以前也用過爬蟲,比如使用nutch爬取指定種子,基於爬到的數據做搜索,還大致看過一些源碼。當然,nutch對於爬蟲考慮的是十分全面和細致的。每當看到屏幕上唰唰過去的爬取到的網頁信息以及處理信息的時候,總感覺這很黑科技。正好這次借助梳理Spring MVC的機會,想自己弄個小爬蟲,簡單沒關系,有些小bug也無所謂,我需要的只是一個能針對某個種子網站能爬取我想要的信息就可以了。有Exception就去解決,可能是一些API使用不當,也可能是遇到了http請求狀態異常,又或是數據庫讀寫有問題,就是在這個報exception和解決exception的過程中,JewelCrawler(兒子的小名)已經可以能夠獨立的爬取數據,並且還有一項基於Word2Vec算法做個情感分析的小技能。

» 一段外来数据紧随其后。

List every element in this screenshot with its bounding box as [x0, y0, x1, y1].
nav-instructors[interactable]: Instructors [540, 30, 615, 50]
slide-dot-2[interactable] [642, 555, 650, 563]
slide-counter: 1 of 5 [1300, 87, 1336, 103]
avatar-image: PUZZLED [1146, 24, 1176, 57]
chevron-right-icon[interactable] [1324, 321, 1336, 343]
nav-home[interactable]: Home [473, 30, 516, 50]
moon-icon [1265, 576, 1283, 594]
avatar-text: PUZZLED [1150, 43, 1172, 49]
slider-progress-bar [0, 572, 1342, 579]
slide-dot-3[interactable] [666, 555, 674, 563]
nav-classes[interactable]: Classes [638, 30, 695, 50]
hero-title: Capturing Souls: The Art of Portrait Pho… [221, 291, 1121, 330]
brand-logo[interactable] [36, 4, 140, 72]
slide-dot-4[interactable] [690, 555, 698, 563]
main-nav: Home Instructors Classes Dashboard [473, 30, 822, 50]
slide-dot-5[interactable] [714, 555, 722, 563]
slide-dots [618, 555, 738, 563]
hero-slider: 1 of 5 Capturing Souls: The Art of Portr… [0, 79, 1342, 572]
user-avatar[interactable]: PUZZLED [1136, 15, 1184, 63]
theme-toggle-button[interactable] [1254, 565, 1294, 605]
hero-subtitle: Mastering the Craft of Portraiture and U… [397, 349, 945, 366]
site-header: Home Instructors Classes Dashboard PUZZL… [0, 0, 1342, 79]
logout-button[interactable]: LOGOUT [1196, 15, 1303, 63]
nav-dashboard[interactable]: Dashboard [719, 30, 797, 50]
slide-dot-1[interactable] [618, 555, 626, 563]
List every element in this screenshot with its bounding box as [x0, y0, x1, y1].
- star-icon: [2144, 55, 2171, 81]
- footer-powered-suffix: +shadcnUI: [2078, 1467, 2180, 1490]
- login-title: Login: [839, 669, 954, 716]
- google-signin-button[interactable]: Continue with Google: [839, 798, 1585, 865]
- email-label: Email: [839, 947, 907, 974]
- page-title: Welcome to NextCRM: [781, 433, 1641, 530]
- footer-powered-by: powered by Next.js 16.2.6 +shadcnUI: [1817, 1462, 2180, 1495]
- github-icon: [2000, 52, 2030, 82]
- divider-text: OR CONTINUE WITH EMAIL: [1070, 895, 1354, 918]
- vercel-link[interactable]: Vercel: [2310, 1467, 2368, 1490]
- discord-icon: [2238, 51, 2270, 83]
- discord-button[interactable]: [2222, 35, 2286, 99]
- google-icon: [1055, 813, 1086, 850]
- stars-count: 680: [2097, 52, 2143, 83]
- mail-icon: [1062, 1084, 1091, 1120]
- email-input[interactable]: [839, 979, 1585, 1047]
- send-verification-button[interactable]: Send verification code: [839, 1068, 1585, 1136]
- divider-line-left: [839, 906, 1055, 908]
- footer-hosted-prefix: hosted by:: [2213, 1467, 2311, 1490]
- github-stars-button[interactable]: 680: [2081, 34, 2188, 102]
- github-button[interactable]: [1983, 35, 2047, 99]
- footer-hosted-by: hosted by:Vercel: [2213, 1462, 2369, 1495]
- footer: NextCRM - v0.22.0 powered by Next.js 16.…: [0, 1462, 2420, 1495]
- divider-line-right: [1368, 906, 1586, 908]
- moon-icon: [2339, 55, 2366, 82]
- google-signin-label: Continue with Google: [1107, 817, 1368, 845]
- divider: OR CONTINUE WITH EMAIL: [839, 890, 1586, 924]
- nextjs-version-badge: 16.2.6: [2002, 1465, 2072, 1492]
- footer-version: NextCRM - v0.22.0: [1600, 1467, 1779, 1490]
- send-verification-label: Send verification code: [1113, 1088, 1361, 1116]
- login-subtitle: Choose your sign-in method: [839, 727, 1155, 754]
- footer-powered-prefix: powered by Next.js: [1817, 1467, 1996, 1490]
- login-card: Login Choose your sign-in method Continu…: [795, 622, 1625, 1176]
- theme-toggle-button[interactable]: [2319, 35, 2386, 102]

后面可能還會有未知的Exception等着解決,也有一些性能需要優化,比如和數據庫的交互,數據的讀寫等等。但是目測年內沒有太多精力放這上面了,所以今天做一個簡單的總結,而且前兩篇主要側重的是功能和結果,這篇來說說JewelCrawler是如何誕生的,並將代碼放到Github上(源碼地址在文章最后),有興趣的可以關注下(僅供交流學習,請勿他用,考慮下douban君。多一點真誠,少一點傷害)
環境介紹
開發工具:Intellij idea 14
數據庫: Mysql 5.5 + 數據庫管理工具Navicat(可用來連接查詢數據庫)
語言:Java
Jar包管理:Maven
版本管理:Git
目錄結構
其中
com.ansj.vec是Word2Vec算法的Java版本實現
com.jackie.crawler.doubanmovie是爬蟲實現模塊,其中又包括
有些包是空的,因為這些模塊還沒有用上,其中
constants包是存放常量類
crawl包存放爬蟲入口程序
entity包映射數據庫表的實體類
test包存放測試類
utils包存放工具類
resource模塊存放的是配置文件和資源文件,比如
beans.xml:Spring上下文的配置文件
seed.properties:種子文件
stopwords.dic:停用詞庫
comment12031715.txt:爬取的短評數據
tokenizerResult.txt:使用IKAnalyzer分詞后的結果文件
vector.mod:基於Word2Vec算法訓練的模型數據
test模塊是測試模塊,用於編寫UT.
數據庫配置
1. 添加依賴的包
JewelCrawler使用的maven管理,所以只需要在pom.xml中添加相應的依賴就可以了
<dependency> <groupId>org.springframework</groupId> <artifactId>spring-jdbc</artifactId> <version>4.1.1.RELEASE</version> </dependency> <dependency> <groupId>commons-pool</groupId> <artifactId>commons-pool</artifactId> <version>1.6</version> </dependency> <dependency> <groupId>commons-dbcp</groupId> <artifactId>commons-dbcp</artifactId> <version>1.4</version> </dependency> <dependency> <groupId>mysql</groupId> <artifactId>mysql-connector-java</artifactId> <version>5.1.38</version> </dependency> <dependency> <groupId>mysql</groupId> <artifactId>mysql-connector-java</artifactId> <version>5.1.38</version> </dependency>
2. 聲明數據源bean
我們需要在beans.xml中聲明數據源的bean
<context:property-placeholder location="classpath*:*.properties"/> <bean id="dataSource" class="org.apache.commons.dbcp.BasicDataSource" destroy-method="close"> <property name="driverClassName" value="${jdbc.driver}"/> <property name="url" value="${jdbc.url}"/> <property name="username" value="${jdbc.username}"/> <property name="password" value="${jdbc.password}"/> </bean>
注意: 這里是綁定了外部配置文件jdbc.properties,具體數據源的參數從該文件讀取。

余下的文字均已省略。